There are a lot of people out there selling very expensive and completely inappropriate treatments, and it has created endless confusion on the part of the patients who are suffering. It's unconscionable, and when the patients/victims are so convinced that they campaign for it, it's downright tragic.

Just consider how exhalted Andrew Wakefield was by his patients in the day.

Regardless: I'm sincerely happy that you're getting much better.

[GiorgioG]

https://news.tulane.edu/pr/study-finds-lyme-bacteria-can-sur...

[dumbneurologist]

Your link makes my point perfectly: doctors are open-minded, and have conducted rigorous investigations using meaningful clinical endpoints, and cannot substantiate the anecdotal reports of improvement in spite of a very diligent search. It states:

  Posttreatment LD remains a poorly understood syndrome, 
  occurring in an estimated 10% to 20% of humans treated 
  under current IDSA guidelines.30 Multiple randomized, 
  placebo-controlled studies that evaluated sustained 
  antimicrobial therapy concluded that there is no benefit 
  in alleviating patients' symptoms and indicated that long-
  term antibiotic therapy may even be detrimental to 
  patients because of potential associated complications 
  (ie, catheter infection and/or clostridial colitis).31, 
  32, 33

Where the references are:

Berende, A., ter Hofstede, H.J., Vos, F.J., van Middendorp, H., Vogelaar, M.L., Tromp, M., van den Hoogen, F.H., Donders, A.R., Evers, A.W., and Kullberg, B.J. Randomized trial of longer-term therapy for symptoms attributed to Lyme disease.

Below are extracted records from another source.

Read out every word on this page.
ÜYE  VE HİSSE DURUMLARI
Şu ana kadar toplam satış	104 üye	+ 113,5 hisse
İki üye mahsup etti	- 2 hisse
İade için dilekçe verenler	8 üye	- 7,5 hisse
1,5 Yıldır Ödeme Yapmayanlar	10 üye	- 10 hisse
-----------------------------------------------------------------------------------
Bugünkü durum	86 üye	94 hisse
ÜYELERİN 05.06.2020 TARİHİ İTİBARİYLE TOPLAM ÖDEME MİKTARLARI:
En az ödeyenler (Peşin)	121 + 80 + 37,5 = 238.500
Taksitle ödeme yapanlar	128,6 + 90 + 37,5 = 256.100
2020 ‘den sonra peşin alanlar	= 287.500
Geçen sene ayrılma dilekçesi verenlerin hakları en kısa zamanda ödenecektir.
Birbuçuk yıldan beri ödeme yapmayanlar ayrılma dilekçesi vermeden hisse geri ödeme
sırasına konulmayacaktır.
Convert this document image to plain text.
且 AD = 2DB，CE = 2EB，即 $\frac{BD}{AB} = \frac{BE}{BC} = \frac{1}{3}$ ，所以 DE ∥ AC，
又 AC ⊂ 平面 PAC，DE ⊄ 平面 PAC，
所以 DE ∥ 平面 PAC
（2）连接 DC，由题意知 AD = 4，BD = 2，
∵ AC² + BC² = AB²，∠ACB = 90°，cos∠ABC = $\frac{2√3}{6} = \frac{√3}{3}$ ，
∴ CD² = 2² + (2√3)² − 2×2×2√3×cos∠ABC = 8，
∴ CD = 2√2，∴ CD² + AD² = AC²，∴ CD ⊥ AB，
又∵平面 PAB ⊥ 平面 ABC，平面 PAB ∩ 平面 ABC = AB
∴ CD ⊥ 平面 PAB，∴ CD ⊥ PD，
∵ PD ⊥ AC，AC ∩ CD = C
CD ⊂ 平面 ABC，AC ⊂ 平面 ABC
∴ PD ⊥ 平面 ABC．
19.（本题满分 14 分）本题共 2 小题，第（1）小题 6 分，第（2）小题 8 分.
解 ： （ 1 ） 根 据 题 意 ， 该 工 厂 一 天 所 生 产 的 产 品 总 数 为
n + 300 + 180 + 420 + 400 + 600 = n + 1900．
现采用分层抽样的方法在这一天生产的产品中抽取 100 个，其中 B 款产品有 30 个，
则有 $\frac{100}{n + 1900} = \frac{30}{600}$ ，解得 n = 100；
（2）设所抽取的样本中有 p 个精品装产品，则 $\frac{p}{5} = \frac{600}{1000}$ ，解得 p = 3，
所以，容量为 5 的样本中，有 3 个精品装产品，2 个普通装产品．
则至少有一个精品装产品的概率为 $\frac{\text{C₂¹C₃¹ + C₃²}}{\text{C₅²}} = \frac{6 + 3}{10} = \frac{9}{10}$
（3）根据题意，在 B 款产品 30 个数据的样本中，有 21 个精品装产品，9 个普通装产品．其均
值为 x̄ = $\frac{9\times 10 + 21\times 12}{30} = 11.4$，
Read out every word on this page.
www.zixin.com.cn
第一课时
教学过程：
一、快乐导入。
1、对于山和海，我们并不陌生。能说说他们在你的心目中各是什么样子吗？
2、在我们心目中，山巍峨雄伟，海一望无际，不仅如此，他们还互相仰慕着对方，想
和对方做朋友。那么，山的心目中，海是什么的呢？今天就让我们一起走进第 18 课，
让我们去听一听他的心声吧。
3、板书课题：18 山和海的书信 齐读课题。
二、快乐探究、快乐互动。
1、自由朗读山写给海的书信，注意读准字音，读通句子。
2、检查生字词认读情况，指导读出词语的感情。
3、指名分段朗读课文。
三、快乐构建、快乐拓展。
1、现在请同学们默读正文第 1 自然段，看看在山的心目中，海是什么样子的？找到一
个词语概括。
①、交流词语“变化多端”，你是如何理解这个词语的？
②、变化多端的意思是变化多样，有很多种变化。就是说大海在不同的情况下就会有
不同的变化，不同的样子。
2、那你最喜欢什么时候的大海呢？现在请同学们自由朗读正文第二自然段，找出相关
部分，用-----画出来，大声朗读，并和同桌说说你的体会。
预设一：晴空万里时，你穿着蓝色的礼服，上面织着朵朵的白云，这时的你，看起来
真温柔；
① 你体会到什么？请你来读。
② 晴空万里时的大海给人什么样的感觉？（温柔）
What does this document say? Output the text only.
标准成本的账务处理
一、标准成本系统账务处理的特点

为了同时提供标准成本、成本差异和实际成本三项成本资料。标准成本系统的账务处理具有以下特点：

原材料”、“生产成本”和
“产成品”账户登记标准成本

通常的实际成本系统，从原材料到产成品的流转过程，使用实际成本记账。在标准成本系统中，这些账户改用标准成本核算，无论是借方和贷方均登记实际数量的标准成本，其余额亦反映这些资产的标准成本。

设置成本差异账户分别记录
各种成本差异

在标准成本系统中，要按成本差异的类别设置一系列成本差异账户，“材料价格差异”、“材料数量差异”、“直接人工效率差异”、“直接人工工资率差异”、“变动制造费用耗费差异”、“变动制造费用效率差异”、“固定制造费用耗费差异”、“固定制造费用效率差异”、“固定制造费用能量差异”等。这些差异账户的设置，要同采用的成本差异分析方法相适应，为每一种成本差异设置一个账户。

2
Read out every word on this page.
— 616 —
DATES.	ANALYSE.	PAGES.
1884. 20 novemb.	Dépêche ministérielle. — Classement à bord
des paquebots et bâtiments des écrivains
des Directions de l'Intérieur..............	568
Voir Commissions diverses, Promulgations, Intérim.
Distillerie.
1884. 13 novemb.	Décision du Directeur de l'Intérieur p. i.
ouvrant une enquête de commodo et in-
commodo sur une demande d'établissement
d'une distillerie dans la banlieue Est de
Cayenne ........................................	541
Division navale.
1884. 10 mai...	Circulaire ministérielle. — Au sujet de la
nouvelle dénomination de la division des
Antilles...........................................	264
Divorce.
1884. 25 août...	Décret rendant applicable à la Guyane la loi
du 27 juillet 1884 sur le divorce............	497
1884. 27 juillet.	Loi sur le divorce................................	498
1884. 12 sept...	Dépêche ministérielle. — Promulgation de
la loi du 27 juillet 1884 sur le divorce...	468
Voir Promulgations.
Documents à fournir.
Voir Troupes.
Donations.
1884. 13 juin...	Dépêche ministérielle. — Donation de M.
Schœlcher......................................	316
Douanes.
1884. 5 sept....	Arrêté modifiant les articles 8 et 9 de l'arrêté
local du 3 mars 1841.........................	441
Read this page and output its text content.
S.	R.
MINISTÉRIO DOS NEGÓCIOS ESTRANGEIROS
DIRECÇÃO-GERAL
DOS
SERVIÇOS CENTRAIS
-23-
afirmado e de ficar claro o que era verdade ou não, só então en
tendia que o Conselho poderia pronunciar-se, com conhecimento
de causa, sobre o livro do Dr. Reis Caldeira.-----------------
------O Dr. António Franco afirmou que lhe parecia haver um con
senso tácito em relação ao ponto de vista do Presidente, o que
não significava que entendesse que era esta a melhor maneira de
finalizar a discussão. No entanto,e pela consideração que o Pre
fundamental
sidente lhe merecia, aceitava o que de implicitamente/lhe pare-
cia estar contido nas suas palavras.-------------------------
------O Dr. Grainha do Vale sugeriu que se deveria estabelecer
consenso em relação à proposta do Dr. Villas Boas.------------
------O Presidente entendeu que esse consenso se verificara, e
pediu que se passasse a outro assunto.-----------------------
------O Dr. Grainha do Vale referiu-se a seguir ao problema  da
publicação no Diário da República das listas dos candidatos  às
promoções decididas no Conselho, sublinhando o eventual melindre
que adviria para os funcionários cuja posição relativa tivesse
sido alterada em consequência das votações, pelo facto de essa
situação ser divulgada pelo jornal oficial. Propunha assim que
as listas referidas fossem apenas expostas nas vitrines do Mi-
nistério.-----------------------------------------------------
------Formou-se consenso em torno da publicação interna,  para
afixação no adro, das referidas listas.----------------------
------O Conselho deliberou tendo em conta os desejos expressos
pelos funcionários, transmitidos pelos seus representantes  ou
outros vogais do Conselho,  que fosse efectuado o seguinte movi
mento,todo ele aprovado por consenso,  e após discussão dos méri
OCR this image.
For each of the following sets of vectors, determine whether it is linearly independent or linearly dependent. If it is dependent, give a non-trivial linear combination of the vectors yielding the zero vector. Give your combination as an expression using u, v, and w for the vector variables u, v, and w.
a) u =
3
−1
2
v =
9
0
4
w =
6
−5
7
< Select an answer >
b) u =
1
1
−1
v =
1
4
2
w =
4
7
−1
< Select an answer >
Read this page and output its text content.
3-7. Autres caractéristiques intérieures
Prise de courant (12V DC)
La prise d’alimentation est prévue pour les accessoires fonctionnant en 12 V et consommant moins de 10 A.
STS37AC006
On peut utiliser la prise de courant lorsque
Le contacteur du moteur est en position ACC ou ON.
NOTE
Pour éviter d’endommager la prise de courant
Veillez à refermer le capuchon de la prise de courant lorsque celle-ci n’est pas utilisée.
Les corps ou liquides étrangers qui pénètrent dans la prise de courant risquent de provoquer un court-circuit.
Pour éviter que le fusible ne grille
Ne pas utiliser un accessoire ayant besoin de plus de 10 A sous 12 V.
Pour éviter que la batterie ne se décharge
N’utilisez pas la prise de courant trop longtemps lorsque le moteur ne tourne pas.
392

N Engl J Med. 2016; 374: 1209–1220

Kaplan, R.F., Trevino, R.P., Johnson, G.M., Levy, L., Dornbush, R., Hu, L.T., Evans, J., Weinstein, A., Schmid, C.H., and Klempner, M.S. Cognitive function in post-treatment Lyme disease: do additional antibiotics help?. Neurology. 2003; 60: 1916–1922

Klempner, M.S., Hu, L.T., Evans, J., Schmid, C.H., Johnson, G.M., Trevino, R.P., Norton, D., Levy, L., Wall, D., McCall, J., Kosinski, M., and Weinstein, A. Two controlled trials of antibiotic treatment in patients with persistent symptoms and a history of Lyme disease. N Engl J Med. 2001; 345: 85–92

[GiorgioG]

I tracked down those studies and the treatments tested were from 30 days to 12 weeks - hardly what I would consider 'long term therapy' that's currently advocated/practiced by LLMDs.

I don't have any definitive answers. All I can tell you is, if you felt as lousy as I feel, you'd be willing to try it given the lack of any meaningful treatment options from the current mainstream medicine that has managed to extract a shitload of my money in exchange for mostly blank stares & shoulder shrugs (or my favorite, passing me onto another specialty, resulting in another 2 month wait.)

[dumbneurologist]

> the treatments tested were from 30 days to 12 weeks - hardly what I would consider 'long term therapy' that's currently advocated/practiced by LLMDs

ahh! there is something here. I't subtle but I think it's a really important process you've described:

Conventional medical experts took the anecdotes and lyme theories, and decided to test "long term" therapy that was being advocated by less-conventional but still well-meaning providers at the time. These were the results: they showed there was no benefit.

So conventional thinking moved on, and the now-fringe thinkers simply moved the goalposts. Any scientist is going to be open-minded about the possibility of something being effective, even if they don't understand it. But at this point there are far better places (meaning "likely to show efficacy") to invest research resources.

And the question we're all asking ourselves is: if the alt-medicine community is so convinced that there is a benefit, why on earth won't they perform a randomized, placebo-controlled, clinical trial. We already did several, and published them. If the alt-lyme community still wants to continue making claims and expect to be listened to, they are going to need evidence.

That seems like it should be uncontroversial to me, but here we are.